La vida de Buñuel es digna de novela o de película, por eso sus memorias son tan apasionantes. Hijo de uno de los aragoneses más ricos de de la época, conoció a Dalí y a Lorca en la Residencia de estudiantes (llena de niños bien como él), se codeó con el París bohemio de los surrealistas, luchó a favor de la república, trabajó en Nueva York, viajó a Hollywood, rodó incansablemente en México, fue venerado en Francia, ganó el Oscar y en su regreso a España se mofó de Franco y de la Iglesia católica de la forma más perfecta: con una obra maestra llamada Viridiana.
El periodo de Buñuel en Hollywood (que recrea el cómic La noche perdida de Luis Buñuel), es apasionante. Mientras seguía apoyando las acciones del movimiento surrealista, el delegado general de la MetroGolwin-Mayer vio La edad de oro. Y no le gustó nada, pero llamó a Buñuel para entrevistarse con él. En aquella entrevista de trabajo, el tipo le dijo: “No he entendido La edad de oro pero me ha impresionado. Esto es lo que yo le propongo: usted va a Hollywood para aprender la magnífica técnica estadounidense, la primera del mundo. Yo lo envío allá, le pago el viaje y usted se queda seis meses, cobrando 250 dólares a la semana y sin más obligación que la de mirar cómo se hace una película. Después veremos lo que se puede hacer con usted”.

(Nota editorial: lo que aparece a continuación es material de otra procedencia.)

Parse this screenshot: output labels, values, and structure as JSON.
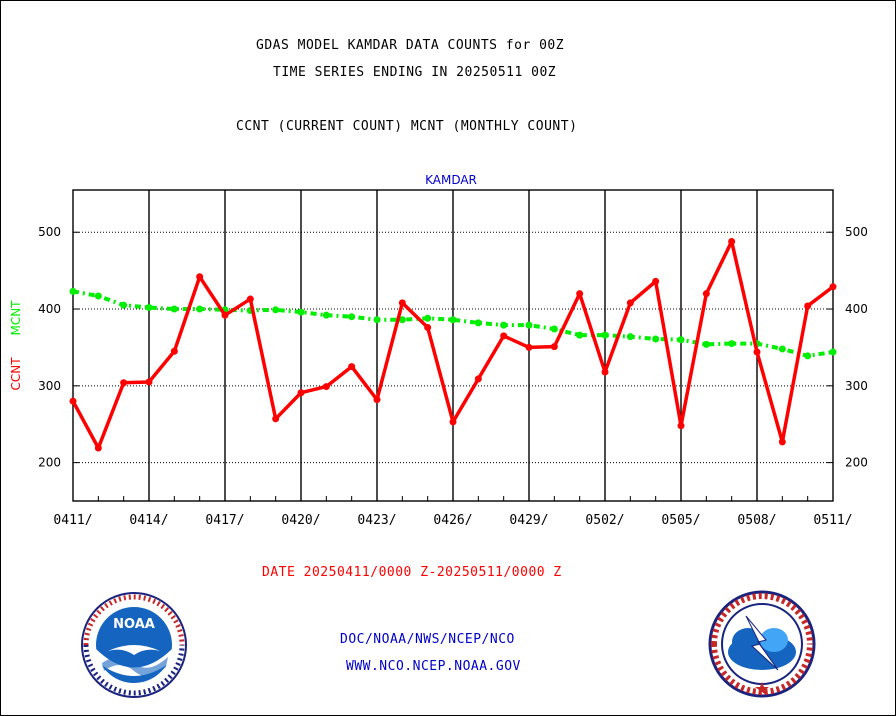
{
  "titles": {
    "line1": "GDAS MODEL KAMDAR DATA COUNTS for 00Z",
    "line2": "TIME SERIES ENDING IN 20250511 00Z",
    "line3": "CCNT (CURRENT COUNT) MCNT (MONTHLY COUNT)"
  },
  "footer": {
    "date_range": "DATE 20250411/0000 Z-20250511/0000 Z",
    "org_path": "DOC/NOAA/NWS/NCEP/NCO",
    "website": "WWW.NCO.NCEP.NOAA.GOV"
  },
  "logos": {
    "left": {
      "icon": "noaa-logo",
      "text": "NOAA"
    },
    "right": {
      "icon": "national-weather-service-logo"
    }
  },
  "colors": {
    "ccnt": "#ff0000",
    "mcnt": "#00ee00",
    "station": "#0000cc"
  },
  "chart_data": {
    "type": "line",
    "title": "KAMDAR",
    "ylabel_ccnt": "CCNT",
    "ylabel_mcnt": "MCNT",
    "ylim": [
      150,
      555
    ],
    "yticks": [
      200,
      300,
      400,
      500
    ],
    "grid": true,
    "x_tick_labels": [
      "0411/",
      "0414/",
      "0417/",
      "0420/",
      "0423/",
      "0426/",
      "0429/",
      "0502/",
      "0505/",
      "0508/",
      "0511/"
    ],
    "x": [
      "0411",
      "0412",
      "0413",
      "0414",
      "0415",
      "0416",
      "0417",
      "0418",
      "0419",
      "0420",
      "0421",
      "0422",
      "0423",
      "0424",
      "0425",
      "0426",
      "0427",
      "0428",
      "0429",
      "0430",
      "0501",
      "0502",
      "0503",
      "0504",
      "0505",
      "0506",
      "0507",
      "0508",
      "0509",
      "0510",
      "0511"
    ],
    "series": [
      {
        "name": "CCNT",
        "values": [
          280,
          219,
          304,
          305,
          345,
          442,
          392,
          413,
          257,
          291,
          299,
          325,
          282,
          408,
          376,
          253,
          309,
          365,
          350,
          351,
          420,
          318,
          408,
          436,
          248,
          420,
          488,
          344,
          227,
          404,
          429
        ]
      },
      {
        "name": "MCNT",
        "values": [
          423,
          417,
          405,
          402,
          400,
          400,
          399,
          398,
          399,
          396,
          392,
          390,
          386,
          386,
          388,
          386,
          382,
          379,
          379,
          374,
          366,
          366,
          364,
          361,
          360,
          354,
          355,
          355,
          348,
          339,
          344
        ]
      }
    ]
  }
}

De aquel Hollywood el director de Calanda adoraba el humor mudo, el de cómicos como Ben Turpin, Harold Lloyd, Buster Keaton y a todo el equipo de Mack Sennett. Pero, curiosamente, el que menos le gustaba era el más famoso de todos los cómicos de la época: Charles Chaplin. Lo conoció bien y fue invitado a su mansión en muchas ocasiones. Allí Buñuel jugó al tenis, nadó, tomó baños de vapor y estuvo a punto de participar en una orgía que al final se frustró. También conoció, en la famosa piscina de Chaplin, al director Sergei Eisentein, que preparaba su película ¡Que viva México!.
En aquella fastuosa mansión, Chaplin proyectó el famoso cortometraje surrealista Un perro andaluz ante sus invitados. Buñuel dice en Mi último suspiro que Chaplin al menos vio su corto diez veces, estaba fascinado con él. También que en una ocasión su mayordomo chino, que hacía de proyeccionista en aquellas sesiones, acabó en el suelo desplomado tras desmayarse al ver el célebre ojo rasgado por una navaja (que no era un ojo humano, sino el de una vaca muerta).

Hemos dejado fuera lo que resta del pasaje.